How did you reinvent the business to achieve growth in difficult times?
The whole tech industry really hit the skids (around 2000), and the ensuing recession had a major impact on our business. So we reoriented our business model and went aggressively at the public sector. In hindsight, it was a tremendous thing for a business to do.
You’ve got to be thinking just a little bit different. We could have kept swinging and missing at the commercial market and hoping it would come back, and we would probably be out of business by now.
So you sit down and you think and leverage the people in the company and the thoughts and experiences they have, and come up with a good idea to go after a different kind of business than you had before. It’s just how you survive as an entrepreneur.
What characteristics does a CEO need to have?
You’ve got to have an energy level that is by far above and beyond everyone else in the organization. And you’ve really got to want to drive the business forward every day.
You have to constantly be on, because whether you’re starting and you have two people, or you’re growing and you have 50 or 100 people, [they’re] depending on you to create that energy and that optimistic view of the world every minute of every day. Drive is a kind of combination of energy and really wanting to get after the business that you’re in on a daily basis.
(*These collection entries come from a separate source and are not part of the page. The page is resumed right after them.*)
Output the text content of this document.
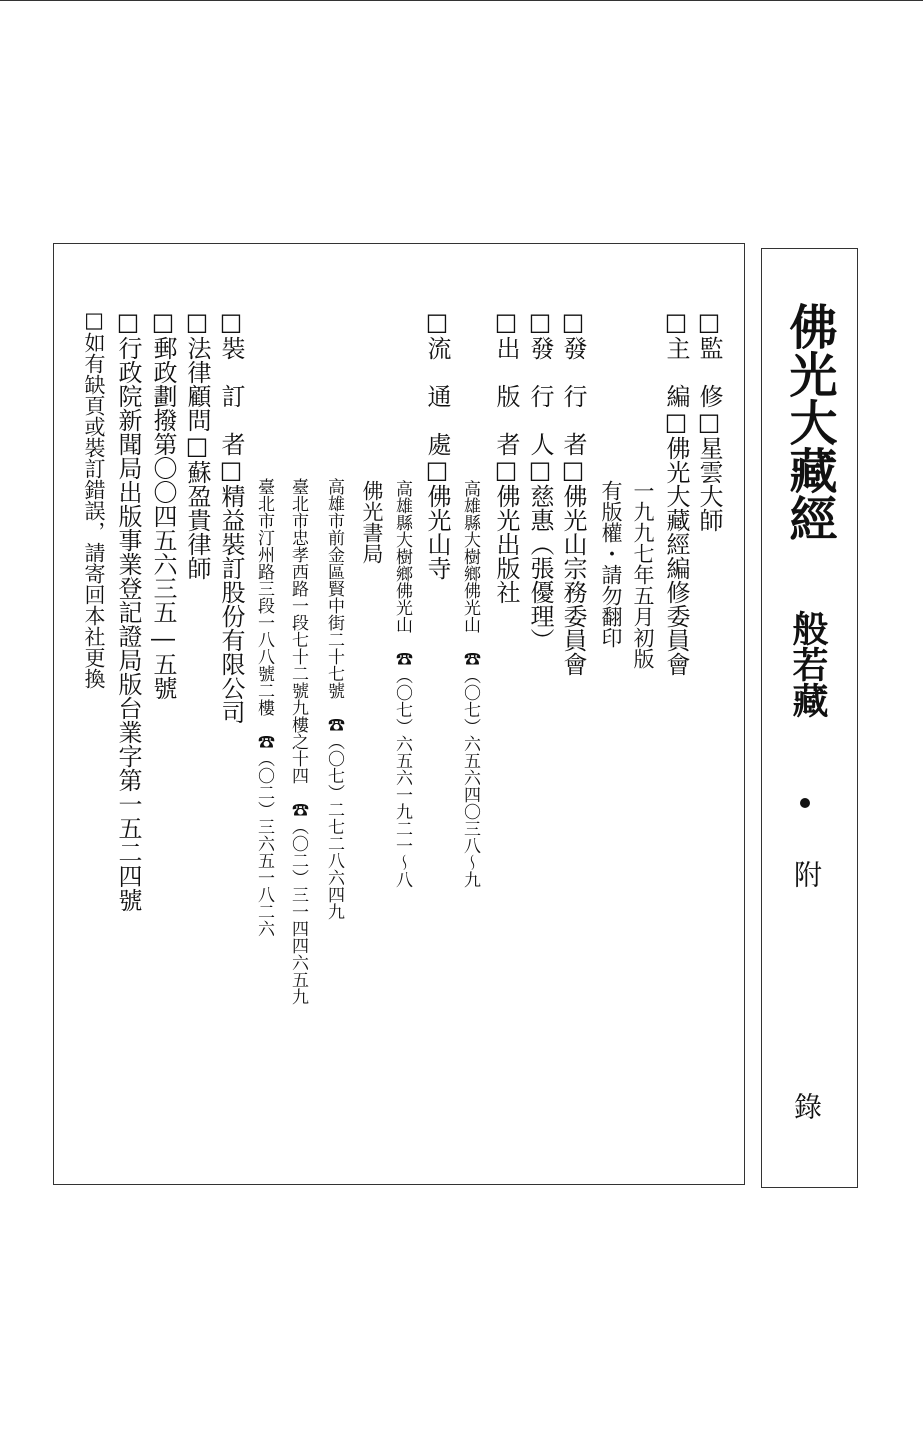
佛光大藏經
般若藏
附
錄
□監　修□星雲大師
□主　編□佛光大藏經編修委員會
一九九七年五月初版
有版權・請勿翻印
□發　行　者□佛光山宗務委員會
□發　行　人□慈惠（張優理）
□出　版　者□佛光出版社
高雄縣大樹鄉佛光山　☎（〇七）六五六四〇三八～九
□流　通　處□佛光山寺
高雄縣大樹鄉佛光山　☎（〇七）六五六一九二一～八
佛光書局
高雄市前金區賢中街二十七號　☎（〇七）二七二八六四九
臺北市忠孝西路一段七十二號九樓之十四　☎（〇二）三一四四六五九
臺北市汀州路三段一八八號二樓　☎（〇二）三六五一八二六
□裝　訂　者□精益裝訂股份有限公司
□法律顧問□蘇盈貴律師
□郵政劃撥第〇〇四五六三五―五號
□行政院新聞局出版事業登記證局版台業字第一五二四號
□如有缺頁或裝訂錯誤，請寄回本社更換
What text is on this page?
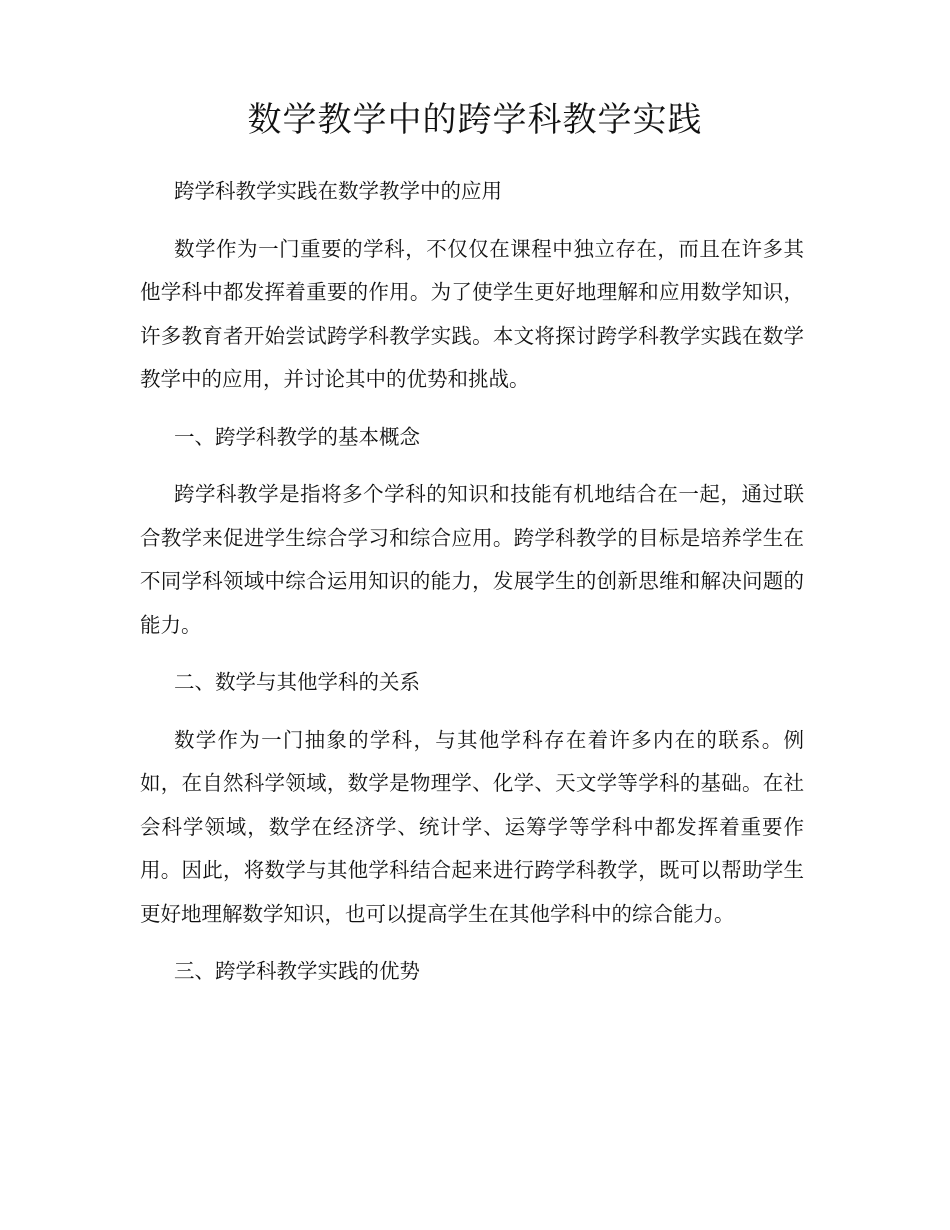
数学教学中的跨学科教学实践

跨学科教学实践在数学教学中的应用

数学作为一门重要的学科，不仅仅在课程中独立存在，而且在许多其他学科中都发挥着重要的作用。为了使学生更好地理解和应用数学知识，许多教育者开始尝试跨学科教学实践。本文将探讨跨学科教学实践在数学教学中的应用，并讨论其中的优势和挑战。

一、跨学科教学的基本概念

跨学科教学是指将多个学科的知识和技能有机地结合在一起，通过联合教学来促进学生综合学习和综合应用。跨学科教学的目标是培养学生在不同学科领域中综合运用知识的能力，发展学生的创新思维和解决问题的能力。

二、数学与其他学科的关系

数学作为一门抽象的学科，与其他学科存在着许多内在的联系。例如，在自然科学领域，数学是物理学、化学、天文学等学科的基础。在社会科学领域，数学在经济学、统计学、运筹学等学科中都发挥着重要作用。因此，将数学与其他学科结合起来进行跨学科教学，既可以帮助学生更好地理解数学知识，也可以提高学生在其他学科中的综合能力。

三、跨学科教学实践的优势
That element of drive and energy is critical if you expect the company to grow, in particular when you’re starting something from nothing. The other side of it is, if you don’t have that type of attitude, if you don’t have that intense drive, you’ll have no business.
How do you manage growth?
We’re not shooting for world-beating numbers. We’ve grossed pretty steadily between 20 and 30 percent per year. That’s a pretty aggressive growth path by a lot of companies’ standards but in the technology business, you see companies regularly talk about 50 to 100 percent growth.
As a private company, we don’t need to grow that fast. We’ve experienced some pretty big growth years in this company, and you see what that can do to people. It just kind of burns them out.
The goal (is) to not fry people but try to celebrate the successes year in and year out instead of just driving them into the ground and hoping they come back to work.
How important is delegation?
You have to have good people around you, and you have to give them room to exercise their minds and ideas, and teach other people their ideas, as long as it is in the framework of what we’ve set for the company. When you start a company, you have to know everything about it from top to bottom, and it’s a little bit hard to relinquish that as you first start to grow, because you presumably enjoy every aspect of the business if you’re an entrepreneur.
As it starts to take off, you absolutely have to work to get out of the way. So we encourage all key management people to run their piece of the business, report it back to us on a weekly basis, and discuss it and get started with it. It occurs under their direction. I’ve been out the last two months for some personal issues, and our business has grown more dramatically in the last two months than in the last two months I was there.
We’ve built a model that is very sustainable and is capable of growing with or without my day-to-day involvement, and it’s because we’ve given people a lot of freedom to help us implement new ideas which are ultimately their ideas which tends to propel the company that much faster because everybody feels strong buy-in to the direction we’ve set.